En todas las culturas la ritualidad asociada con la muerte ha sido una herramienta que permite a los sobrevivientes tramitar el dolor que provoca la pérdida de sus seres queridos. En la tradición de los pueblos del Medio Atrato, las personas que mueren continúan viviendo en la comunidad y les es otorgado el carácter de protectores de sus seres queridos, sin embargo, este lugar no puede ser ocupado plenamente si éstos no se encuentran “en paz”, si no son sepultados con la ritualidad propia de las tradiciones vigentes. Tras la masacre del 2002 en Bojayá, la comunidad no sólo se vio afectada por la pérdida de sus familiares, amigos y vecinos, sino porque los rituales funerarios, propios de sus costumbres, no se pudieron realizar en el momento ni de la manera esperada. El desarraigo forzado después de la masacre le negó a la comunidad la posibilidad de cumplir con los deberes propios de su tradición hacia los muertos. La muerte tan abrupta, que apagó las vidas de tantos niños y adultos en un mismo acontecimiento, transgredió el tejido social y espiritual, nublando la posibilidad de atribuir sentidos a tal situación y quebrantando el vínculo que une a vivos y muertos; los sobrevivientes no tuvieron dónde realizar los velorios, las novenas, los cantos y los rezos para despedir a sus seres queridos.
El primer lugar de sepultura de las víctimas de la masacre fue una fosa ubicada a varios kilómetros de la iglesia, río arriba por el río Bojayá. La primera exhumación implicó que la fiscalía llevara los cuerpos al cementerio de Bellavista, ubicado en tierras altas, cerca de donde en 2007 sería reubicada la cabecera municipal. Sin embargo, las familias sobrevivientes nunca tuvieron la certeza de saber a quién enterraban.

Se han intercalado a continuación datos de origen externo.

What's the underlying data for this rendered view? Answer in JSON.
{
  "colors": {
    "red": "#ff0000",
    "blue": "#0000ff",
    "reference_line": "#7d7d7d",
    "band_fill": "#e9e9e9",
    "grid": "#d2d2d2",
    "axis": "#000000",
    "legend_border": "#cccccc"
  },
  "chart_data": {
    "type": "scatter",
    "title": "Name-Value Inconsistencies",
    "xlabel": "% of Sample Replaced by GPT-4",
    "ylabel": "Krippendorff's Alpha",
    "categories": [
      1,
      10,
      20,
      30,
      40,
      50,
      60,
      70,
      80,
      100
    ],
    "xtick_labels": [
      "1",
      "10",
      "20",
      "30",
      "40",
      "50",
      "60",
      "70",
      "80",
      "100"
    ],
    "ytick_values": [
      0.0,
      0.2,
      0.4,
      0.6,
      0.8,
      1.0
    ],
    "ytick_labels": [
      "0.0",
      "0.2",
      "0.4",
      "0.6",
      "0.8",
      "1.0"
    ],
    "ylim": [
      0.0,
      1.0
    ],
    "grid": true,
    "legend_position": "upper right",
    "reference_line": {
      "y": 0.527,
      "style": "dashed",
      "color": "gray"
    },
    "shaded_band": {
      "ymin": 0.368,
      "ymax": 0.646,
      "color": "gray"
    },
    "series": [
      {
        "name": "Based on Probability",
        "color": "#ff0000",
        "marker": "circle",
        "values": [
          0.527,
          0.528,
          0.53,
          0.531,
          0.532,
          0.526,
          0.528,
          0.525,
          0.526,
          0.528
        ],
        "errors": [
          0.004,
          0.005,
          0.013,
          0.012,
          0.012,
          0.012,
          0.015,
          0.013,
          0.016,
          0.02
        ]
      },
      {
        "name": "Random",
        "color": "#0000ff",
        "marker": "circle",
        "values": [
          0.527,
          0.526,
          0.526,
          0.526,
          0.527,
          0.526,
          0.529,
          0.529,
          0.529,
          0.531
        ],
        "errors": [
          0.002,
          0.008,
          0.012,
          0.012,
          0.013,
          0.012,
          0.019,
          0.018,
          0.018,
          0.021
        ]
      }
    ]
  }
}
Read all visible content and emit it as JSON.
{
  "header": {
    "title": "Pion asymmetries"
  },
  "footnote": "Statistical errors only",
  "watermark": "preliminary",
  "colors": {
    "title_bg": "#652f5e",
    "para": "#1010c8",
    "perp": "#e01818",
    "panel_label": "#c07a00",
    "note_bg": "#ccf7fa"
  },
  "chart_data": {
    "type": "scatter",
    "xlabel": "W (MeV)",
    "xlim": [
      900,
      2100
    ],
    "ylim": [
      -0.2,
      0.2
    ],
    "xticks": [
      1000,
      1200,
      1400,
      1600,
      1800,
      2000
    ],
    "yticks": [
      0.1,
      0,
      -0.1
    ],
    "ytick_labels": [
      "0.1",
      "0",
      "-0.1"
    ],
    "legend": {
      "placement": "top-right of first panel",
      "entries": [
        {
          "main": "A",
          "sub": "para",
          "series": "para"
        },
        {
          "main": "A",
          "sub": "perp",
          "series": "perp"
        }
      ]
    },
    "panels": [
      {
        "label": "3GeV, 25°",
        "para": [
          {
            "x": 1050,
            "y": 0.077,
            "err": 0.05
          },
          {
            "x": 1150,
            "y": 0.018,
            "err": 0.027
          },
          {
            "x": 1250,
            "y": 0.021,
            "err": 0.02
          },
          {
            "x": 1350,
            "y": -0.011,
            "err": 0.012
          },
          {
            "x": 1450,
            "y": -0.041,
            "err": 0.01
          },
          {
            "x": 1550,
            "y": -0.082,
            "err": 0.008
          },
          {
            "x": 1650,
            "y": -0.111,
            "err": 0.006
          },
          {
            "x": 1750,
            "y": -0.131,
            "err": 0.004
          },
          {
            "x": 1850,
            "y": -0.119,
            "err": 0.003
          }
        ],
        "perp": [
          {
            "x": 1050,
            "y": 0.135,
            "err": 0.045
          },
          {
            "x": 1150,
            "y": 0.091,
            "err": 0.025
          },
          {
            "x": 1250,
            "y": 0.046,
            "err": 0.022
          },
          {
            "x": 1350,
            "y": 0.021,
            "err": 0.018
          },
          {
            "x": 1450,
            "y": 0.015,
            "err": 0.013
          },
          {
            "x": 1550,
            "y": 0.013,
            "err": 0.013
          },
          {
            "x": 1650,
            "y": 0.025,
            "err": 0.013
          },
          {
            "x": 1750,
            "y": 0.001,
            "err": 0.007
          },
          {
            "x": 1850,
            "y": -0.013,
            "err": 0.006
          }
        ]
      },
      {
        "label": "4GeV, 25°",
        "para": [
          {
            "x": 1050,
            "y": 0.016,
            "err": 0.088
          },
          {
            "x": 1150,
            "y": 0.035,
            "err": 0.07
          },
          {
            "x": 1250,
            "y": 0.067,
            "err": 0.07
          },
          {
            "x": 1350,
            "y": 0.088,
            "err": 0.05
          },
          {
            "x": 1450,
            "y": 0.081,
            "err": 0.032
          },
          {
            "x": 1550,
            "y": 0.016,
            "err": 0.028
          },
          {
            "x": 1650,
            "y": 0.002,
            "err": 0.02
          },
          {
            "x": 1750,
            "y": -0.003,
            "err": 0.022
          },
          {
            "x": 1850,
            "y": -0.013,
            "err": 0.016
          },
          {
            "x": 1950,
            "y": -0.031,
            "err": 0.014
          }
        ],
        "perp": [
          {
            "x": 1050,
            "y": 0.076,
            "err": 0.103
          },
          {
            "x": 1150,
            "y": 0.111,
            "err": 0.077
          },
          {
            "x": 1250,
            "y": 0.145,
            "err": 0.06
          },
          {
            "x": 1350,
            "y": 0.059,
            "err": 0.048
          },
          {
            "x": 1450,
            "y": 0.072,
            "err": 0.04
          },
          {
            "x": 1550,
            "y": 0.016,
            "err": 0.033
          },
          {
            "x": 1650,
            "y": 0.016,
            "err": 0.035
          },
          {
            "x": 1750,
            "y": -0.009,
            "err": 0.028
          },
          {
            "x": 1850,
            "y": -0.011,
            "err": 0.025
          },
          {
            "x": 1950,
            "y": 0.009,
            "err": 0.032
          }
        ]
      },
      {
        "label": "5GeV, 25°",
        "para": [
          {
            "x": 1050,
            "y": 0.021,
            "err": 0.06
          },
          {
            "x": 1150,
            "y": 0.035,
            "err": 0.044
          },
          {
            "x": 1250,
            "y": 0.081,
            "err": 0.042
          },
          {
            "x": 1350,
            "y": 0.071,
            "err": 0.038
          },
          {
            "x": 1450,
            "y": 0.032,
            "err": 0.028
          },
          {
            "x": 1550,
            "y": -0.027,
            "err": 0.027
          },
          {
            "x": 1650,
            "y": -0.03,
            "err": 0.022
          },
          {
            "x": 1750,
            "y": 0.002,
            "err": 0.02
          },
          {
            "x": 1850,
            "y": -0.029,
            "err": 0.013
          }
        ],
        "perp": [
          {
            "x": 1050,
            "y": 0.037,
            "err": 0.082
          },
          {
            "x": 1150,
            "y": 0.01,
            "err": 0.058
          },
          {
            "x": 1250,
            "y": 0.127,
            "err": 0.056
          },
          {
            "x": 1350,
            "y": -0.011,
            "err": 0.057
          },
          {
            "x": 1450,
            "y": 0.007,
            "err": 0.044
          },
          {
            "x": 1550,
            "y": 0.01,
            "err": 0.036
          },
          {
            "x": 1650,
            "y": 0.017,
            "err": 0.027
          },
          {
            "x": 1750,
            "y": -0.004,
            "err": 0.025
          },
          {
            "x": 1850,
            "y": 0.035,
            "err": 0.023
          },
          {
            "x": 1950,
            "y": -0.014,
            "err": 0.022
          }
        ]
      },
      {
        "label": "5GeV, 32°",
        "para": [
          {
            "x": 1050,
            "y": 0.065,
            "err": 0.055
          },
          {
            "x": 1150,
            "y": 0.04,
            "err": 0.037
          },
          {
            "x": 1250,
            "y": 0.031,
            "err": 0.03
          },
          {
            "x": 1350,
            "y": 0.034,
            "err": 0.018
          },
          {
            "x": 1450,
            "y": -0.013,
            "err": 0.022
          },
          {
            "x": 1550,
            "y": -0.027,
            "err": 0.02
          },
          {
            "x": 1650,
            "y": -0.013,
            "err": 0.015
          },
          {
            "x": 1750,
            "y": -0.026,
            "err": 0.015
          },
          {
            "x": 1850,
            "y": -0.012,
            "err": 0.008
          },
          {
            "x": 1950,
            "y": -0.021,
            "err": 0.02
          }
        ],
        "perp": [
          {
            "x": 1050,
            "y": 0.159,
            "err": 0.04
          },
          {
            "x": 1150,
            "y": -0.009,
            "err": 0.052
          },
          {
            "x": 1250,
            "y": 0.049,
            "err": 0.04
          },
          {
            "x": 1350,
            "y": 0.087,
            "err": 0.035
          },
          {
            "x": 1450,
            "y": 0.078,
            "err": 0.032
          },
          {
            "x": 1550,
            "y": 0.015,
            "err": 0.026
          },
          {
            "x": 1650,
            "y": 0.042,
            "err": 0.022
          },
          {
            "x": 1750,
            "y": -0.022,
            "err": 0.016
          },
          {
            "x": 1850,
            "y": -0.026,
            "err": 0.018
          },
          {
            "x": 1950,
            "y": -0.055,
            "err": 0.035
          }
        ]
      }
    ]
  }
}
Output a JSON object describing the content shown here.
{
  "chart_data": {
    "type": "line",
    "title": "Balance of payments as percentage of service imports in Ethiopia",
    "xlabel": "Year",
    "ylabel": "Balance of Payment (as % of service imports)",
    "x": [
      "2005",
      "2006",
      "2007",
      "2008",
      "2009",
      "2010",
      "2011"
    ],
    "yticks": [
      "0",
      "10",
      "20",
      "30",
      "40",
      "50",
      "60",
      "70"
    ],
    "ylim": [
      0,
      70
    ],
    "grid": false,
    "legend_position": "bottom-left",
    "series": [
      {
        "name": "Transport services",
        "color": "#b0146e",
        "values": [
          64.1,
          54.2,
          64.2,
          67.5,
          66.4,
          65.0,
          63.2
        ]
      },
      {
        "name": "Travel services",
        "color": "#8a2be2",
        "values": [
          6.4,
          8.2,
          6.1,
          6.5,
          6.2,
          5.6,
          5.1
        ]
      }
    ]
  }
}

Después de muchos años de movilización del Comité de Víctimas, se inició el proceso de exhumación como acto de reparación, para los cuerpos que habían sido dispuestos en fosas numeradas, señaladas con cruces, pero sin ningún ritual funerario.
La identificación de los cuerpos, además de permitirle al pueblo de Bojayá el reconocimiento de sus seres queridos, implicó la posibilidad de realizar el ritual mortuorio que permitiera a las personas que murieron en la masacre el descanso de sus almas, y a sus dolientes, después de 17 años, ubicarlos, dignificar su muerte, honrarlos y despedirlos. Los cuerpos que lograron ser identificados, tanto de niños como adultos fueron entregados a sus familiares el 18 de noviembre de 2019, día de la realización del acto político de “La entrega final”. Es así, como entre alabaos y gualíes llegaron los familiares con los cuerpos al Mausoleo, lugar donde fueron sepultadas las víctimas fatales de la masacre del 2002. El Mausoleo es un espacio de memoria que permite tener a los sobrevivientes de la masacre de Bojayá, un lugar y un espacio tangible al que pueden ir a orar y visitar a sus sagrados espíritus.